Study on Coupled Mode Flutter Parameters of Large Wind Turbine Blades

Abstract As the output power of wind turbines continues to increase, the blade size and flexibility increase. In actual operation, unpredictable airflow caused by natural changes in wind speed leads to aeroelastic instability of the blade structure, increasing the possibility of blade flutter damage. Under the same design, different manufacturing processes result in different structural performance of blades. The parameter changes in different regions of the blade will have an impact on the flutter characteristics of the blade coupling mode. Taking NREL 5MW wind turbine blades as an example, the blades are divided into tip, middle, and root regions to study the influence of structural parameter changes in different regions on blade flutter characteristics.
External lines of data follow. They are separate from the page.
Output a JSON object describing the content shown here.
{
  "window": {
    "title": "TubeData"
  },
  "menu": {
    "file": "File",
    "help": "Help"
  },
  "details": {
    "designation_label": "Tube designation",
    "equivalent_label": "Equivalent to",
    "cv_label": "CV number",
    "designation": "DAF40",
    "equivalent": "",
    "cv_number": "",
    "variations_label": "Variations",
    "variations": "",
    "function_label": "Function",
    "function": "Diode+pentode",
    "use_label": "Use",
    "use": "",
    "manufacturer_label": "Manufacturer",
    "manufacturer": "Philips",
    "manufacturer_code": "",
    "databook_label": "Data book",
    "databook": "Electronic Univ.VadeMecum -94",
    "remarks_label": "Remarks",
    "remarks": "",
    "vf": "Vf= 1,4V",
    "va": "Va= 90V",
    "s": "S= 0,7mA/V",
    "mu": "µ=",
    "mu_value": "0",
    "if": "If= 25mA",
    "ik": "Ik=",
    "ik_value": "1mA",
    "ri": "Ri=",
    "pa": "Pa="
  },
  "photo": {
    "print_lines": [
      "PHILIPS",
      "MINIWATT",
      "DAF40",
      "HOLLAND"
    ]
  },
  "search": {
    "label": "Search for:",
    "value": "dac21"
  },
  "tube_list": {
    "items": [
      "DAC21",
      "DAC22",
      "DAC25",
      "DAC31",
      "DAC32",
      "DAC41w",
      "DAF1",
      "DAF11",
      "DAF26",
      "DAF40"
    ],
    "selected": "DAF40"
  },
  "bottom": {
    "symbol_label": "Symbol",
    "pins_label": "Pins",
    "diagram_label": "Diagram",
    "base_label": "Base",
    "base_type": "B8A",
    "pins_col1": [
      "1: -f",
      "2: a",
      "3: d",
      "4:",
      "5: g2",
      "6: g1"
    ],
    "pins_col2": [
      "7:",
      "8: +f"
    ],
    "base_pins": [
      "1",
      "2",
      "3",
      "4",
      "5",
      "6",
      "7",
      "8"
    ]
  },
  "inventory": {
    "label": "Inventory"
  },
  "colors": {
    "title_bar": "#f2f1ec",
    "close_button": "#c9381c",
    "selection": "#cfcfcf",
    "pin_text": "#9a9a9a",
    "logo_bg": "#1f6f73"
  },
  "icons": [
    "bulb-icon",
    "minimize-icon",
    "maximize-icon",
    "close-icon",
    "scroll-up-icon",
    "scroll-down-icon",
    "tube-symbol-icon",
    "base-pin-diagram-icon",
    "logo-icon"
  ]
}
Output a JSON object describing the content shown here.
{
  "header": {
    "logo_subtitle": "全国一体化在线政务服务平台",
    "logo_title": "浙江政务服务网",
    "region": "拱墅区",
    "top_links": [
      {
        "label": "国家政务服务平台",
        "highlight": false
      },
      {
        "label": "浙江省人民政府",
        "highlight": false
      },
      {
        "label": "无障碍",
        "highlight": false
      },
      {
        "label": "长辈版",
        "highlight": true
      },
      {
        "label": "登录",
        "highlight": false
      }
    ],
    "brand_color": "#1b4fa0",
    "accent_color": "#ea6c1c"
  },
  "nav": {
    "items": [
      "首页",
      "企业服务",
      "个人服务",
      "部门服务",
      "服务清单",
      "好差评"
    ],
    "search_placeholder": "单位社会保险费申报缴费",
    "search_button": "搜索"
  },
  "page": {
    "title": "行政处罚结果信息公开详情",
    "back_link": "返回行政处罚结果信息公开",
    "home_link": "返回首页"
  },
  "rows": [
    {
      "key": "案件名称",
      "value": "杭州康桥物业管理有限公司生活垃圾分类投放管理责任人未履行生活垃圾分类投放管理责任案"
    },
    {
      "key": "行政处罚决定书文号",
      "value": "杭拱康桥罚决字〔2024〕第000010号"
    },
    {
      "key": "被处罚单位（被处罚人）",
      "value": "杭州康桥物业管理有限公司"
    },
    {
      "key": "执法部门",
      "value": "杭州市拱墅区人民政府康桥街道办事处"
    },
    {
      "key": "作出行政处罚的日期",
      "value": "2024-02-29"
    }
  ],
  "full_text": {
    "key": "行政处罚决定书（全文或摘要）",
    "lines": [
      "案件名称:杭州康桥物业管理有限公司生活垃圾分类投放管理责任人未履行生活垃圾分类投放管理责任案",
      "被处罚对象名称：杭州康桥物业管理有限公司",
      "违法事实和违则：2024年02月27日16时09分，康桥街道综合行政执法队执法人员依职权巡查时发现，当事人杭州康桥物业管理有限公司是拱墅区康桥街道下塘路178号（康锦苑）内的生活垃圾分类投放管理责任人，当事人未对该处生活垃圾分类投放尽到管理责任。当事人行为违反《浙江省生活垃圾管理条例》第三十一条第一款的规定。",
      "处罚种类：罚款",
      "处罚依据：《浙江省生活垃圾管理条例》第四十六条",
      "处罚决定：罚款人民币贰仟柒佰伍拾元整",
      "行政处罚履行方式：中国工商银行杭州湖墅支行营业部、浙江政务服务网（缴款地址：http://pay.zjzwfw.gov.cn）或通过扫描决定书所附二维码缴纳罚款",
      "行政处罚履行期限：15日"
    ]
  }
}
Research has found that the flutter characteristics are most affected by parameter changes in the blade tip region; as the waving stiffness increases, the flutter velocities in all three areas of the blade decrease and tend to stabilize; the blade flutter speed increases with the increase of torsional stiffness; the blade flutter speed is least affected by the centroid shift, but is more affected by the centroid shift in the tip region; The turning radius is inversely proportional to the blade flutter frequency and flutter speed. In blade anti flutter design, increasing the torsional frequency can effectively prevent the occurrence of blade coupling mode flutter.